В этой связи Шпет критикует Блока за близорукость, связанную с непониманием онтологического статуса революции. Он считает ошибкой видеть за революцией некое бытие и определяет ее онтологический статус как «фиктивный». Революция характеризуется кратким временем «между», после которого остается только то, что не сгорело в ее «очистительном пламени». В понимании природы революции Шпет не идет дальше общих мест (квази)марксистского дискурса рубежа веков, но и этого ему достаточно, чтобы настаивать на псевдореволюционности «Двенадцати».

В частности, Шпет указывает на несоответствие между профетизмом «Двенадцати» и иронией Блока над старым бытом и старой сущностью России, которую будто бы нельзя переплавить никакой революцией, никаким искусством [6]. По мнению Шпета, профетические видеґния Блока (в противоположность феноменологическим виґдениям) имеют философским источником понимание социального бытия как неизменного квазиприродного региона реальности, за покрывалом которого скрывается его неподвижная платоновская «сущность», или гегелевская «идея».

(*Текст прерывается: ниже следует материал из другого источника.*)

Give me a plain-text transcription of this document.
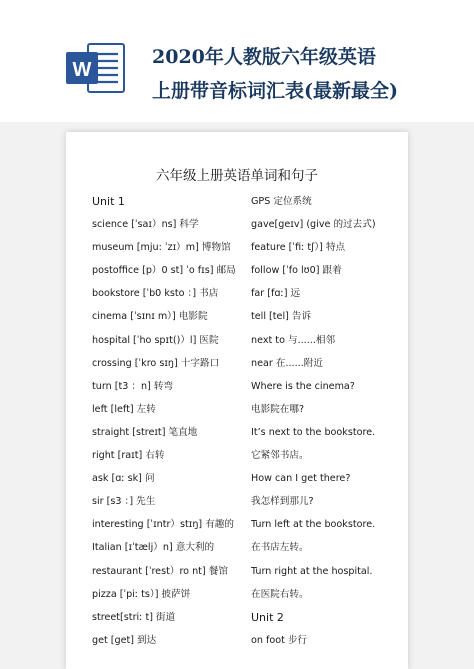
W
2020年人教版六年级英语
上册带音标词汇表(最新最全)
六年级上册英语单词和句子
Unit 1
science [ˈsaɪ）ns] 科学
museum [mju: ˈzɪ）m] 博物馆
postoffice [p）0 st] ˈo fɪs] 邮局
bookstore [ˈb0 ksto ：] 书店
cinema [ˈsɪnɪ m）] 电影院
hospital [ˈho spɪt()）l] 医院
crossing [ˈkro sɪŋ] 十字路口
turn [t3 ：n] 转弯
left [left] 左转
straight [streɪt] 笔直地
right [raɪt] 右转
ask [ɑː sk] 问
sir [s3 ：] 先生
interesting [ˈɪntr）stɪŋ] 有趣的
Italian [ɪˈtælj）n] 意大利的
restaurant [ˈrest）ro nt] 餐馆
pizza [ˈpiː ts）] 披萨饼
street[striː t] 街道
get [get] 到达
GPS 定位系统
gave[geɪv] (give 的过去式)
feature [ˈfiː tʃ）] 特点
follow [ˈfo lʊ0] 跟着
far [fɑː] 远
tell [tel] 告诉
next to 与......相邻
near 在......附近
Where is the cinema?
电影院在哪?
It’s next to the bookstore.
它紧邻书店。
How can I get there?
我怎样到那儿?
Turn left at the bookstore.
在书店左转。
Turn right at the hospital.
在医院右转。
Unit 2
on foot 步行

Тема «покрывала майи», за которое Блок, по словам Шпета, вынужден был заглянуть под влиянием «нашего преступного любопытства», действительно активно обсуждалась русскими символистами в начале века, при этом искусство понималось как средство преодоления платоновского двоемирия [7]. Но Шпет считал ошибкой искать за реальностью, в которой мы живем, еще какой-нибудь верхний или нижний этаж, где мог бы располагаться ее смысл. Смысл, по Шпету, конституируется исключительно в области внешнего, в качестве социальной цели-назначения всех вещей, с которыми мы только имеем дело: от любого материального орудия до «слова», «языка», человеческого «я» и т.д. Поэтому Шпет и упрекал Блока в притворном отказе от «внешности» и подмене ее «изгибов» и «теней» — как некоторых смыслонесущих эффектов поверхности — глубинным платоновским смыслом, выраженным символически.

При этом, по достаточно ироничному наблюдению Белого, Блок сохранял «максималистическую реалистичность» на другом уровне — уровне означающих знаков. Но это только усугубляло, по Шпету, ложность его символизма. По его словам, «внешность» понималась Блоком не как знак некоторой цели, задающей направление изменений действительности, а как символ некоей неподвижной сущности, неизменной природы, старого российского житья-бытья, в котором «Петька Катьку полюбил».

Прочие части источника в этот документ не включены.